An Alphablox highlight is rapid assembly of Blox — in marketing speak called a FastForward Framework. Essentially this means using a template, for example, to build a typical reporting and pivot-table analysis, which IBM dubs a "self-service application." This makes it sound like nonprogrammers might use the framework to construct off-the-cuff analytic applications. Not really: Someone familiar with Alphablox must organize and create applications, and an Alphablox expert is needed to pick up the pieces if an application goes awry. This isn't a flaw in the approach. So far, no product builds flexible analytic programs without the work of both domain and programming people. As these things go, the Alphablox FastForward approach has its uses.

On a meat-and-potatoes level, Alphablox is at home within a J2EE-integrated development environment, IBM WebSphere Studio Application Developer being an obvious example. Here the Blox look like big-but-normal enterprise JavaBeans and application development looks like a familiar Web, three-tier J2EE application. As should be expected of an eighth version, the Blox are robust and well-documented. With this version, IBM introduces the Alphablox Information Center, a well-organized hub and repository for all things Alphablox.

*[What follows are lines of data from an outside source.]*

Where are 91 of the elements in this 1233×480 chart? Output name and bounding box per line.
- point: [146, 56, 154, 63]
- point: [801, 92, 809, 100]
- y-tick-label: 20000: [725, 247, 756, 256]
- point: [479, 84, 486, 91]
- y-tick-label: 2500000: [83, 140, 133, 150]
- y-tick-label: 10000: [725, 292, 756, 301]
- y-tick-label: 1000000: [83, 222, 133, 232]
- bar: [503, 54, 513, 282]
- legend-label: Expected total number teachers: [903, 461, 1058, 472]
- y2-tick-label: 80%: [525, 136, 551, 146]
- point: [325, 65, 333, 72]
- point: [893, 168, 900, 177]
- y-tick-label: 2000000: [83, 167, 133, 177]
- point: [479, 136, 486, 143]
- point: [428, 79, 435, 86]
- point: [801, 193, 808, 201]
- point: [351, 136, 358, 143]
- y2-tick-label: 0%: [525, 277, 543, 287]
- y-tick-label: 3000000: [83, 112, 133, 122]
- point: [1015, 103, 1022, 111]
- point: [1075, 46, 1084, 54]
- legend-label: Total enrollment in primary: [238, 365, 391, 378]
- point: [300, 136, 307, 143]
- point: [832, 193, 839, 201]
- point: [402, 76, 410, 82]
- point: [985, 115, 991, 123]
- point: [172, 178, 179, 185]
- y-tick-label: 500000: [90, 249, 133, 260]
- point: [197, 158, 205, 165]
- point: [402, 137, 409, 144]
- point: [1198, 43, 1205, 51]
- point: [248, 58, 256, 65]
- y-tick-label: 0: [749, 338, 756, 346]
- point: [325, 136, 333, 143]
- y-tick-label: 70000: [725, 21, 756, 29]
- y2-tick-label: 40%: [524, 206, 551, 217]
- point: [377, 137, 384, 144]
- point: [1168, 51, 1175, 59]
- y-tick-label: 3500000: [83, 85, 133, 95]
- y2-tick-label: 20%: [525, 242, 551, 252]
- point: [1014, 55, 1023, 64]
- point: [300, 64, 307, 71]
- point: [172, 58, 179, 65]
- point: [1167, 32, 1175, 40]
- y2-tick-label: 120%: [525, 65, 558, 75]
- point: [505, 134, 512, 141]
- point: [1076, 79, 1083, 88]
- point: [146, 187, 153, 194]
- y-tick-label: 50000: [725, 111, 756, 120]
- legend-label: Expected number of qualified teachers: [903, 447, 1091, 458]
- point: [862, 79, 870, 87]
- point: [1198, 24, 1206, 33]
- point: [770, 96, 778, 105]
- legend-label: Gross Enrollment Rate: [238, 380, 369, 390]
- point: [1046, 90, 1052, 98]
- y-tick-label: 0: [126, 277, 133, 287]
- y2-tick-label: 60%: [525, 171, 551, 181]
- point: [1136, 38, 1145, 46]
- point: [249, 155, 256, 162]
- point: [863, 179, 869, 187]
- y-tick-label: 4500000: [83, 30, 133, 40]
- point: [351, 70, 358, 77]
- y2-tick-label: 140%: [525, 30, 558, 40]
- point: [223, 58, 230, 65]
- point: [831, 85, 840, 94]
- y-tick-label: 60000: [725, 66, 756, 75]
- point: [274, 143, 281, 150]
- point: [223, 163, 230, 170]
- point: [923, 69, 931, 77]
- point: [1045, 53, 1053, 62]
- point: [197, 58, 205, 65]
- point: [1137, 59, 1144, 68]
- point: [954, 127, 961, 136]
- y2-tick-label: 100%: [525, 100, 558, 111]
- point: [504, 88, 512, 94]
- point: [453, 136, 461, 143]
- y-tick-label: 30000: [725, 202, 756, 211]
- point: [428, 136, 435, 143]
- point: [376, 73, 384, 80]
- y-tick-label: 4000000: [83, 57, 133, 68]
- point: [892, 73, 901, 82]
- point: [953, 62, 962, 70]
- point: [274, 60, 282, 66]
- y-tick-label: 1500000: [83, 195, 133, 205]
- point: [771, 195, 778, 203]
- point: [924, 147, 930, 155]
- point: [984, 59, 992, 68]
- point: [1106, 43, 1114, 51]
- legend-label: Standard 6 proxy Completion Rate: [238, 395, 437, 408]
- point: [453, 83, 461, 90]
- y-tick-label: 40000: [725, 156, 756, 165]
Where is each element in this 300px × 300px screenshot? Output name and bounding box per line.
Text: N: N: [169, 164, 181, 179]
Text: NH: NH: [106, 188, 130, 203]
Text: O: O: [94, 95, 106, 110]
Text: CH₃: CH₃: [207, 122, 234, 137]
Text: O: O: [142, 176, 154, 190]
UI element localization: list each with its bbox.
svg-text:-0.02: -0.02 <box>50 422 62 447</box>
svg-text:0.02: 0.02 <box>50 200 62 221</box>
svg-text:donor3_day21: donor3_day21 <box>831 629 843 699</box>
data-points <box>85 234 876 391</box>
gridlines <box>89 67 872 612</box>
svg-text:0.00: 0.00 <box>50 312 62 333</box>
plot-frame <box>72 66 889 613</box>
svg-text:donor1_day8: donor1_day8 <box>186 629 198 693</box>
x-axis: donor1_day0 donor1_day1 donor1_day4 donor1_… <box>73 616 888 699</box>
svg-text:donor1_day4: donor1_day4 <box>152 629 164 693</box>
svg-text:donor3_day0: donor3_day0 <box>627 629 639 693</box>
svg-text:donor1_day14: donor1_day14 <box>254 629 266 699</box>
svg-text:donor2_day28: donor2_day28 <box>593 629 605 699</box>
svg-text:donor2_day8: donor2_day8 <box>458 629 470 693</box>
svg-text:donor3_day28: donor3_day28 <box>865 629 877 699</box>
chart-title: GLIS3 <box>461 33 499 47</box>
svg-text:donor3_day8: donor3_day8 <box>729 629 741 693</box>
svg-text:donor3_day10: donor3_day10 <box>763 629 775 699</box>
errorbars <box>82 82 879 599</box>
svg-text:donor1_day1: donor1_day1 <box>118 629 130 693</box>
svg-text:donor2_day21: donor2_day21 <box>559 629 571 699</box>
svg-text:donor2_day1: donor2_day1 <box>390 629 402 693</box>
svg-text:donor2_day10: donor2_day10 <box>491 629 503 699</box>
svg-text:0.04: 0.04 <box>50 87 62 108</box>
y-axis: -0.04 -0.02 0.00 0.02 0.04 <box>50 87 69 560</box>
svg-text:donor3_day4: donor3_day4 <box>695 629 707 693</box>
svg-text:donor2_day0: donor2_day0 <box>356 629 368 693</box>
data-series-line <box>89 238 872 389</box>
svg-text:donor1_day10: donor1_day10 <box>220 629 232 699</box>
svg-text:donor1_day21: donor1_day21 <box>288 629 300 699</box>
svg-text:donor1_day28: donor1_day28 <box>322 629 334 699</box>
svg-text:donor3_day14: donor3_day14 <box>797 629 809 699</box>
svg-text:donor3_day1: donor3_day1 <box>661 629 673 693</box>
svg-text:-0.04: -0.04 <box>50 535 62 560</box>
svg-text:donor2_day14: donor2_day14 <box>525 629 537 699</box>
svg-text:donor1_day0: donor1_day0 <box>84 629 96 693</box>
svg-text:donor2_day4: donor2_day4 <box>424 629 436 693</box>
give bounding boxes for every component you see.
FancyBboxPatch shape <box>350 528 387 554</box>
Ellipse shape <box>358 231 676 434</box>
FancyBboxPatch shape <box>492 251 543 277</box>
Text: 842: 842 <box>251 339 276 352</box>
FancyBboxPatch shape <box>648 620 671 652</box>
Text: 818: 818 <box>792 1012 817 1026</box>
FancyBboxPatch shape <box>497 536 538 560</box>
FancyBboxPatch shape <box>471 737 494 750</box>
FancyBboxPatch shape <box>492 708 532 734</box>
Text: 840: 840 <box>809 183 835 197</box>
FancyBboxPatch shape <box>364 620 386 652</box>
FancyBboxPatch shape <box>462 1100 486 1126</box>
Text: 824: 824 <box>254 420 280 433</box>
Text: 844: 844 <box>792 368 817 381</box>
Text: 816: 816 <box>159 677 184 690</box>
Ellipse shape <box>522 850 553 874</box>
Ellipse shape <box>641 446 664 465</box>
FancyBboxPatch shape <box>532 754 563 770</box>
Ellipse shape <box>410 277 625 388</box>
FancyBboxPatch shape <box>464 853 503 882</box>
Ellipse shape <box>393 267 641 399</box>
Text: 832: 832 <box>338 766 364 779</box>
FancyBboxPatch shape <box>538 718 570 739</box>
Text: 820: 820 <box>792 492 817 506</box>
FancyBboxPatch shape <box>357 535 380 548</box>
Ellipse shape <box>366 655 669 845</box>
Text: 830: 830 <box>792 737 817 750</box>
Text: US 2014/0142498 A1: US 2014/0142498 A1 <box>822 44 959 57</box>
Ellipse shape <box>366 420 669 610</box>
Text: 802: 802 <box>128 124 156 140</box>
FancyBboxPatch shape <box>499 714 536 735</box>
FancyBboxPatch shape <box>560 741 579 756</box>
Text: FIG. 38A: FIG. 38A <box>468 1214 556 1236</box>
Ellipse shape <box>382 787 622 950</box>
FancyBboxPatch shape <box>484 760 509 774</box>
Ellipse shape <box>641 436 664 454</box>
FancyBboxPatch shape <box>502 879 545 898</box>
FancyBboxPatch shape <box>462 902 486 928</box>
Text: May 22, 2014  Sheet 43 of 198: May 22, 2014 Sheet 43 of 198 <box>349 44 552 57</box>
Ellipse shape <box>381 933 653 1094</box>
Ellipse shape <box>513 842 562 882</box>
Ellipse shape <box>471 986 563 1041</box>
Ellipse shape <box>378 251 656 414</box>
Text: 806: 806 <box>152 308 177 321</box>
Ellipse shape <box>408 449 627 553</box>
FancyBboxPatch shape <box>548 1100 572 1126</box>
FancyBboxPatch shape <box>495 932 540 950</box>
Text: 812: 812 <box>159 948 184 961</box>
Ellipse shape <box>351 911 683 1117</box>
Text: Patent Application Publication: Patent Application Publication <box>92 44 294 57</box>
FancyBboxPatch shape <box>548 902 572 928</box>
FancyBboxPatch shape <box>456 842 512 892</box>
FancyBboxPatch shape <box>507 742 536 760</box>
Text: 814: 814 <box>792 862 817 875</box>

Using an IDE and a fair amount of Java savvy, Blox can be extended — directly or by linking to user-created beans. This might be critical where customization must be very specialized. An IDE also provides the tools for testing and debugging, which can be a complicated task in the application server environment. Given that Blox can be hauled out of the library with abandon (especially where the FastForward Framework or customized Blox are in use), some form of version control seems mandatory.

With this release, there is a third way to build an Alphablox application — using the IBM/Rational Rapid Application Development platform. This too is an IDE, but one explicitly designed to expedite development using ready-made components such as Alphablox. This seems like a natural fit; however, I was unable to test it.

In addition to those for data and user interface, there are Blox for administering and managing an Alphablox application: Member Security Blox (hides data members), Time Schema Blox (supports dynamic time series), Repository Blox (stores personalized information), Bookmarks Blox (for accessing and manipulating bookmarks) and Comments Blox (for storing user comments at all levels of an application). Other elements of security and user management are handled through the application server. Alphablox has collaborative features such as bookmarking, e-mail and PDF generation, though nothing that specifically ties with IBM Lotus Notes.

Online Analytics is a Tough Job

Producing good custom analytical applications may be difficult, but it must be done. The companies that succeed in finding gold in their mountains of data, or that simply get a better handle on what they're doing through real-time OLAP, have a big advantage. The OLAP vendors (in their many forms) know how big the payoff can be.

IBM DB2 Alphablox has plenty of competition from off-the-shelf OLAP software from SAS, Cognos, SPSS and the like. Microsoft and others are hunting for the same developers who can cobble together OLAP software using their tools. Still, from the developer's point of view, Alphablox is hard to beat. The Blox are stable, work together well and plug into most IDEs nicely. Even for developers who don't know much about business analytics, the Blox approach makes it easy to work with domain experts and end users to produce good — even great — custom OLAP applications.

Alphablox 8.3, $45,000. Supports Windows 2000 Server (SP2+), Windows 2003 Server (SP1), Sun Solaris 9, Sun Solaris 8, Sun Solaris 7, AIX 5L 5.2, Red Hat Linux 4 and 3, SuSE Linux Enterprise Server 9. IBM, www.ibm.com

Nelson King is a 25-year veteran of the coding wars. He has written nine books on application development, and his tool evaluations are widely published.